Install on Debian 11¶

Use sudo -i command is used to open a root shell & update the system.

sudo -i
apt update
apt upgrade -y

Install Apache, MariaDB, PHP, and necessary PHP extensions:

apt install apache2 mariadb-server php libapache2-mod-php php-mysql php-curl php-gd php-xml php-mbstring

Start the Apache and MariaDB services:

systemctl enable apache2
systemctl start apache2
systemctl enable mariadb
systemctl start mariadb

Secure the MariaDB installation:

mysql_secure_installation

Follow the on-screen prompts to set a root password, remove anonymous users, disable remote root login, and remove the test database.

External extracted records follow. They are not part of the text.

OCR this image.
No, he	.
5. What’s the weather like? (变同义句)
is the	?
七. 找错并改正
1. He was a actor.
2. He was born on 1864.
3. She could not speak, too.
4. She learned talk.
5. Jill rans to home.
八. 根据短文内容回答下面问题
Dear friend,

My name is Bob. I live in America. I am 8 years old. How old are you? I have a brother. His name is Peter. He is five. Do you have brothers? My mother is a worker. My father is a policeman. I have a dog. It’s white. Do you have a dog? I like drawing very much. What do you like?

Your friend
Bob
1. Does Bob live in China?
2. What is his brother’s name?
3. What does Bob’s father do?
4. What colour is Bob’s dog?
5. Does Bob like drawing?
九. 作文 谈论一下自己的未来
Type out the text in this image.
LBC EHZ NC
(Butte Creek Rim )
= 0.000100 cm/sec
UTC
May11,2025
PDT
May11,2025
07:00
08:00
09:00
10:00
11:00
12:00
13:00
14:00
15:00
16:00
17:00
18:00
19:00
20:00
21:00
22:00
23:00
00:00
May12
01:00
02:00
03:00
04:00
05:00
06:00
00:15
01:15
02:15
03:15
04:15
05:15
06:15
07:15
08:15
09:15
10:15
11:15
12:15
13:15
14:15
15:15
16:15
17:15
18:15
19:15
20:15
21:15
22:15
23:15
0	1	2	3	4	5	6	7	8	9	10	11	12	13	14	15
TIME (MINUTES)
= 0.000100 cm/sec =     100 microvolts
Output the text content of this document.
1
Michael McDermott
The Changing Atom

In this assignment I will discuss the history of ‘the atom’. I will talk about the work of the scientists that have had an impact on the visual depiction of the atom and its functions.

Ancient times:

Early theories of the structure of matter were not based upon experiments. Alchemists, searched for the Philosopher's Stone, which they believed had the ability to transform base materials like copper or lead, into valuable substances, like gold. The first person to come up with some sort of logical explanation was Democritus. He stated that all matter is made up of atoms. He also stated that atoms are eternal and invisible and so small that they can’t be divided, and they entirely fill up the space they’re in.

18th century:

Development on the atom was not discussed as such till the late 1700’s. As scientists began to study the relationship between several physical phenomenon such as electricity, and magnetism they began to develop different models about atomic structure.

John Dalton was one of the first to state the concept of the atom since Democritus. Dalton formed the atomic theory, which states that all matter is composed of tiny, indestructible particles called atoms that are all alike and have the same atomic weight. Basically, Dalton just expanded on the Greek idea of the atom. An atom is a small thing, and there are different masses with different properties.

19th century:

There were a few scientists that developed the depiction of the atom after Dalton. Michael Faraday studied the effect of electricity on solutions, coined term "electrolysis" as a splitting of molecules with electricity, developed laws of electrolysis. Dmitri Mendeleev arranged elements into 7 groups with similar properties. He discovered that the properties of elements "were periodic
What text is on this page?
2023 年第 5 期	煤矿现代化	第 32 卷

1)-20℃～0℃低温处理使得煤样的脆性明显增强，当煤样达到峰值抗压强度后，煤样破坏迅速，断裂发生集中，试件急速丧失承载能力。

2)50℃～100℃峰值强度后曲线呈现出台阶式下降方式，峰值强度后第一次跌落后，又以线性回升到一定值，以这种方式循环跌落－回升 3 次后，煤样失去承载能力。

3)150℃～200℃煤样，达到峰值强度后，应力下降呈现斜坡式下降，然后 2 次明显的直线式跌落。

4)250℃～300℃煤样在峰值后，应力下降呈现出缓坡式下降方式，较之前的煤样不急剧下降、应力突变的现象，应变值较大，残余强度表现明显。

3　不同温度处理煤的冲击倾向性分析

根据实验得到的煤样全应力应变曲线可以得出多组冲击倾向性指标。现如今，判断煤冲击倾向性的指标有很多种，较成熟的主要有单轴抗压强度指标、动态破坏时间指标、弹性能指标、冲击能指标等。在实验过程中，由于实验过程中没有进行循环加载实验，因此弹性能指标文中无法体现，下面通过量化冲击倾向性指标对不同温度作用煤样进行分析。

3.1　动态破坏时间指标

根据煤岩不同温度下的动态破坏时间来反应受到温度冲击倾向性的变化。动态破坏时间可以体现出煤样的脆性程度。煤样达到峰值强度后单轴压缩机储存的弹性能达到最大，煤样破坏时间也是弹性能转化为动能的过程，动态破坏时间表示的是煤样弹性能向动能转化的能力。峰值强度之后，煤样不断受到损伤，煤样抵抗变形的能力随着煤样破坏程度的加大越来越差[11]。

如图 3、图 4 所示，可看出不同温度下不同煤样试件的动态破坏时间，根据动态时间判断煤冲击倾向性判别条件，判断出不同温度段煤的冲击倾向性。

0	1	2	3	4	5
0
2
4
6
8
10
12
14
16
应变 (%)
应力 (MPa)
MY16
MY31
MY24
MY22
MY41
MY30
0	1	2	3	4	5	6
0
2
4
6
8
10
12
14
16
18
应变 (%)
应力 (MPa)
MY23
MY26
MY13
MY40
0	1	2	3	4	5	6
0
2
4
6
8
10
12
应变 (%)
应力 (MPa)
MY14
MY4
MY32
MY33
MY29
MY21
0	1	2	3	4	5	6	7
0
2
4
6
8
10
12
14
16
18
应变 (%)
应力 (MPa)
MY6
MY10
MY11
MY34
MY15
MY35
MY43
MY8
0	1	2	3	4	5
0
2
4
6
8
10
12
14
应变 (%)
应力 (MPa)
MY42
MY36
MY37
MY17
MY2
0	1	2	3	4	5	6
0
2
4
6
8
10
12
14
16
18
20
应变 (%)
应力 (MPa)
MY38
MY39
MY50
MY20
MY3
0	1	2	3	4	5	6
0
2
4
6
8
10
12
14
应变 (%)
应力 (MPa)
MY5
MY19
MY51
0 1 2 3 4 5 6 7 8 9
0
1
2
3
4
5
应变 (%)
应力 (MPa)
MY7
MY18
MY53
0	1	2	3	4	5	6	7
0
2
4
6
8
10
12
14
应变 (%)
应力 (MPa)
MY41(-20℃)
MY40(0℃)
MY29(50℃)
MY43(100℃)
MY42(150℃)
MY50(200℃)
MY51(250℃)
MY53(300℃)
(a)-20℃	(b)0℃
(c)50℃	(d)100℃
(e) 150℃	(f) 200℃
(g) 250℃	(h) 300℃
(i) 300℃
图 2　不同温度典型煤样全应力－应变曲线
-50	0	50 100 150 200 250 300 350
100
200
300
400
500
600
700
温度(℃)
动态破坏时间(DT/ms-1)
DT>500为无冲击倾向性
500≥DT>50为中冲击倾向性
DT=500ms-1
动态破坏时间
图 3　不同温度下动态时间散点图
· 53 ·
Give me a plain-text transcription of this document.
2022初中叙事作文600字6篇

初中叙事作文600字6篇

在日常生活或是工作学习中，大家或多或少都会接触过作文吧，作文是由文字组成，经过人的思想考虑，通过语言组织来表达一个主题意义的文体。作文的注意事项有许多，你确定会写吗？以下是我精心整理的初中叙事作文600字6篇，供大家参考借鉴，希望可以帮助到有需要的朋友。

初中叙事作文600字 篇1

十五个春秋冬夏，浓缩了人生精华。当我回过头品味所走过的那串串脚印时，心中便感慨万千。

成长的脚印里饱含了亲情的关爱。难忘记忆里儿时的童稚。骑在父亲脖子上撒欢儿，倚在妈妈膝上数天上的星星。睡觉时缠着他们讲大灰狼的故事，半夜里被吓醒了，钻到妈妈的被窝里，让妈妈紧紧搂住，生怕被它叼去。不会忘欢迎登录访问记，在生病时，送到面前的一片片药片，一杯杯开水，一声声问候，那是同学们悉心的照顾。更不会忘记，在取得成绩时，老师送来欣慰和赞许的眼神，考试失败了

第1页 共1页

Create a new database and user for WordPress:

mysql -u root -p

Enter your MariaDB root password when prompted.

Then, run the following SQL commands to create a new database and user for WordPress:

NOTE: Replace wordpressuser and password with your desired username and password.

CREATE DATABASE wordpress;
GRANT ALL ON wordpress.* TO 'wordpressuser'@'localhost' IDENTIFIED BY 'password';
FLUSH PRIVILEGES;
EXIT;

Download and extract WordPress:

cd /tmp
wget https://wordpress.org/latest.tar.gz
tar xzvf latest.tar.gz

Move the WordPress files to the Apache web root directory:

mv /tmp/wordpress/* /var/www/html/

For WordPress, it is recommended to set file permissions to 644 and directory permissions to 755. This is because WordPress needs to read and write files in its installation directory and subdirectories, but does not require execute permissions on these files.

Setting file permissions to 644 allows the web server to read and write files, while preventing unauthorized modification. This is important for security reasons, as it prevents attackers from modifying important files like PHP scripts or configuration files.

Setting directory permissions to 755 allows the web server to read and execute directories, while preventing unauthorized access or modification of files in the directory.

chown -R www-data:www-data /var/www/html/
find /var/www/html/ -type d -exec chmod 755 {} \;
find /var/www/html/ -type f -exec chmod 644 {} \;

This will set the ownership of the WordPress files and directories to the www-data user and group, and set the file permissions to 644 and directory permissions to 755.

Edit the WordPress configuration file:

cp /var/www/html/wp-config-sample.php /var/www/html/wp-config.php
nano /var/www/html/wp-config.php

Update the following lines with your database details:
Replace the following lines with the appropriate credentials

define('DB_NAME', 'wordpress');
define('DB_USER', 'wordpressuser');
define('DB_PASSWORD', 'password');
define('DB_HOST', 'localhost');

Save and exit the file.

Restart Apache to apply the changes:

systemctl restart apache2

NOTES:

While setting directory permissions to 755 and file permissions to 644 is a good practice for security and performance reasons, it is possible that some plugins or themes may require different permissions. In such cases, you may need to adjust the permissions accordingly.

Additionally, running the chown command may cause issues if you have modified the ownership of files or directories within /var/www/html/ manually. In such cases, you may need to restore the original ownership or take additional steps to ensure that your files and directories are accessible to the web server.

If you have already manually modified the ownership of any files or directories in /var/www/html/, running the chown command again may cause issues. In such cases, you may need to restore the original ownership of those files or directories before running the chown command.

To avoid this issue, it is recommended that you do not manually modify the ownership of files or directories in /var/www/html/ and instead rely on the chown command to set the correct ownership for all files and directories in that directory.

It is also worth noting that while securing your WordPress installation is important, it is just one aspect of website security. You should also take other measures such as using strong passwords, keeping your software up to date, and regularly backing up your data.